If you’ve ever used a skincare product that promises lighter skin, skin bleaching, reduced dark spots, tan removal and the like, you’re probably already familiar with hydroquinone. People suffering from skin conditions such as melasma and chloasma are often prescribed a hydroquinone topical. Hydroquinone is a popular and go-to ingredient for anything to do with skin lightening. Perhaps, it’s time to learn all about this compound and what it’s doing to your skin.
So, what exactly is hydroquinone?
Hydroquinone is a compound – sometimes referred to as HQ – that naturally occurs in small quantities in fruits, beer, coffee and many other things in nature.
What does it do?
Like we mentioned earlier, Hydroquinone is the go-to ingredient for skin lightening. It’s a potent solution to get rid of uneven dark patches and spots. Basically, hydroquinone is effective on any area on the skin that has a higher concentration of melanin.
Hydroquinone’s main function is to slow down the production of melanin in skin cells. Hydroquinone works by inhibiting the natural occuring enzyme tyrosinase, which is important for the development of skin melanin (pigment) . As long as you continue to use hydroquinone, you will inhibit tyrosinase, and hence pigment, production.
What’s the downside to it?
Many safety concerns surrounding HQ have been raised all around the world including cancer. In fact, it’s strictly regulated in Europe, USA and some parts of Africa and Asia.
- Ochronosis: This is a very rare side-effect of HQ. Use of HQ Ochrosis is a condition that intensifies hyperpigmentation after using hydroquinone. If used in concentrations of 2% or greater can cause a condition known as exogenous ochronosis. This is a reflexive darkeningof the skin — exactly the converse of what you want when using hydroquinone! It is worsened with sun exposure. As such, those with darker skin may wish to take extra precautions in avoiding products with excessive sun exposure when using hydroquinone
- Skin sensitivity: Allergic reaction to hydroquinone is fairly common. It can also cause skin irritation and contact dermatitis.

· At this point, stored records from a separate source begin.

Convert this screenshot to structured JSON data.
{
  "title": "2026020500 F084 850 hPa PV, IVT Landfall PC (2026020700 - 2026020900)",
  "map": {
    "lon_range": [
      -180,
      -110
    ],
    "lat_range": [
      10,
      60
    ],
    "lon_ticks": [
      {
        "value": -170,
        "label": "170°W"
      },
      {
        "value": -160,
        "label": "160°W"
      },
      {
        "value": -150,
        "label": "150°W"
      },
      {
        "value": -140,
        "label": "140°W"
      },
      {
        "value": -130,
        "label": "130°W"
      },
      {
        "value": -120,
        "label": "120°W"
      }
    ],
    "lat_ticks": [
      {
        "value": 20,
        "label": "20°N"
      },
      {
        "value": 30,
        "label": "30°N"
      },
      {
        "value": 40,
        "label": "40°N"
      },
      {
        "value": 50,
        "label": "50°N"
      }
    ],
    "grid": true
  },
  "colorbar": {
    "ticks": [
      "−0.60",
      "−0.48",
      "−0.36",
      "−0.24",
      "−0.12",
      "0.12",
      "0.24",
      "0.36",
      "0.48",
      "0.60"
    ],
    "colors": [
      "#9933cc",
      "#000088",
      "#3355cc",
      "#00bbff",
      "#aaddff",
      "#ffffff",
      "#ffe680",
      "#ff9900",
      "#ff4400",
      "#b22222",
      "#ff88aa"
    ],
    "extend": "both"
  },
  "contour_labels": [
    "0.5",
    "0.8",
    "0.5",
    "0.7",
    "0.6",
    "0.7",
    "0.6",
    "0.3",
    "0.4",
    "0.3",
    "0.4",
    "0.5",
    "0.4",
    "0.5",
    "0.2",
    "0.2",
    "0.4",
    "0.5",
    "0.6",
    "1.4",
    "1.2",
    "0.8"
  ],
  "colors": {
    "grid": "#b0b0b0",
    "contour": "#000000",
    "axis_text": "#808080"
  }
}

- Damaged melanocytes: The reaction between hydroquinone and oxygen can kill melanocytes – the cells responsible for melanin production. This leads to uneven skin bleaching, discoloration and so on. Avoid using hydroquinone products after its expiry or when it starts to get a yellowish tint.

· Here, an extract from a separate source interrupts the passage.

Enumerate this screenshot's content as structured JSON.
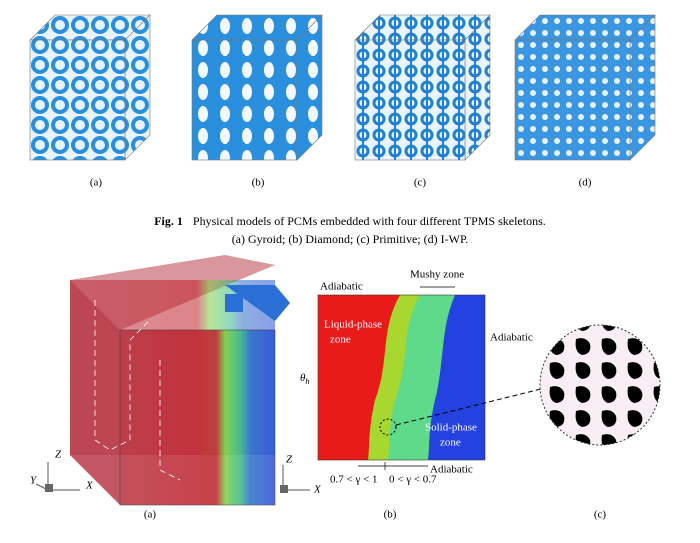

- In many cases when you discontinue use of hydroquinone, your skin’s natural supply of tyrosinase will no longer be inhibited and your skin’s natural pigmentation will return. And if it's only a temporary solution, it's better to look for less potent formulations that can be used for a longer period of time without any side effects.
What can I use instead of Hydroquinone?
While there aren’t too many compounds as potent as hydroquinone, there are still quite a few safer options for you to consider. Such as, retinoids, azelaic acid, kojic acid, licorice extract and Vitamin C among others. Some of these can also be used along with HQ to enhance its effectiveness as well as limit your usage, while still getting good results.
In closing, we’d say that for those with serious hyper-pigmentation issue, hydroquinone may not be as dangerous as it’s made to sound, when used prudently. But, make sure you don’t self-medicate. Use this product under the supervision and guidance of your dermatologist.